Discover the stories of brave men and women who dared to free themselves from slavery and explore Jackson Homestead, a documented stop on the Underground Railroad. Programs for school groups as well as adults explain more about the Underground Railroad (which was not a railroad at all, but a loose and secretive network of white and African American people who helped those seeking freedom from slavery). The Jackson Homestead is part of the National Underground Railroad Network to Freedom.
While many people believe that slavery was confined to the southern United States and its large plantations, slavery existed in Massachusetts, too.

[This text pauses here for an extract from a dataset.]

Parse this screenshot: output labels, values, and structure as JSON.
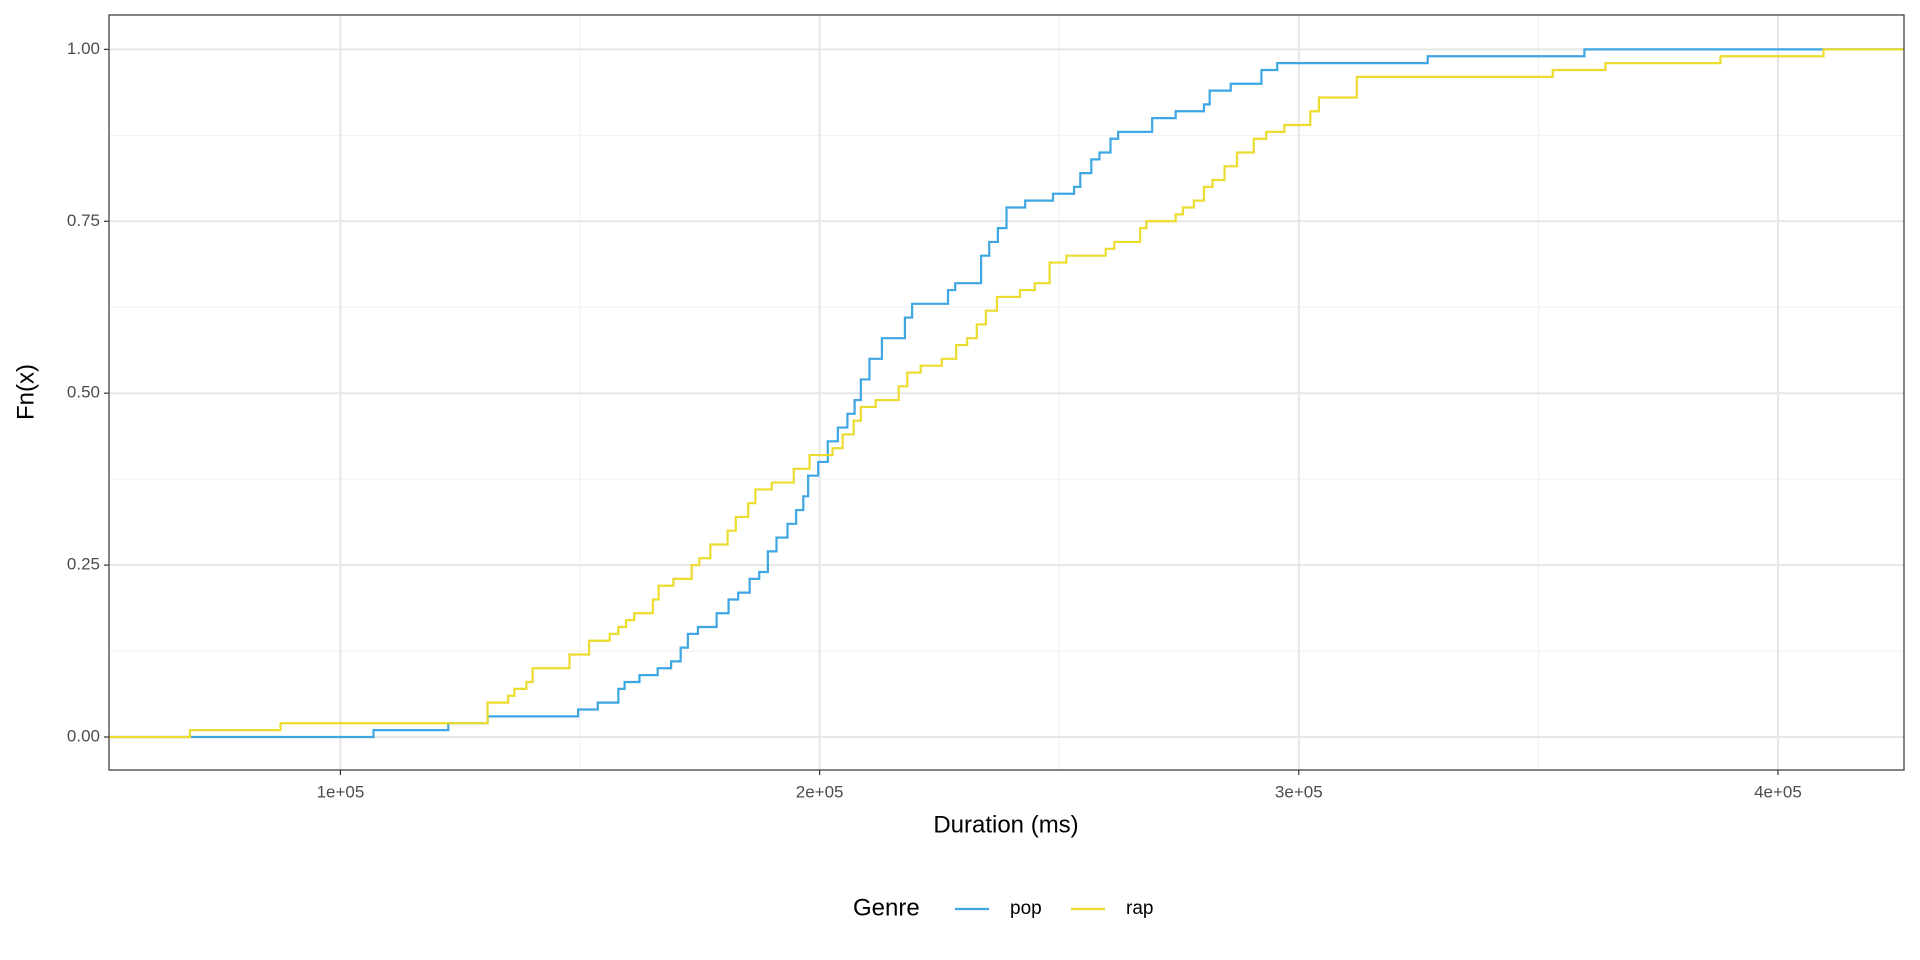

The first record of African people who were stolen from their homes and enslaved in Massachusetts dates back to1683. We know people were still enslaved in Massachusetts through the 1830s, though Massachusetts was also a center of abolitionist activity in the 1800s. The Jackson family illustrates changing ideas about slavery in Newton. Over the course of five generations they went from being slaveholders to being abolitionists.
William Jackson, who owned the Jackson Homestead during much of the 19th century, was the treasurer of the Vigilance Committee of Boston, which provided financial support to those escaping enslavement. At the Jackson Homestead, he sheltered people fleeing to freedom in Canada, even though it was against the law.
William Jackson risked going to jail or paying a fine equal to approximately $28,000 today to help others. What ideals do you support? Would you risk your life and livelihood for it? Historic Newton’s programs give you the resources to help you consider this question.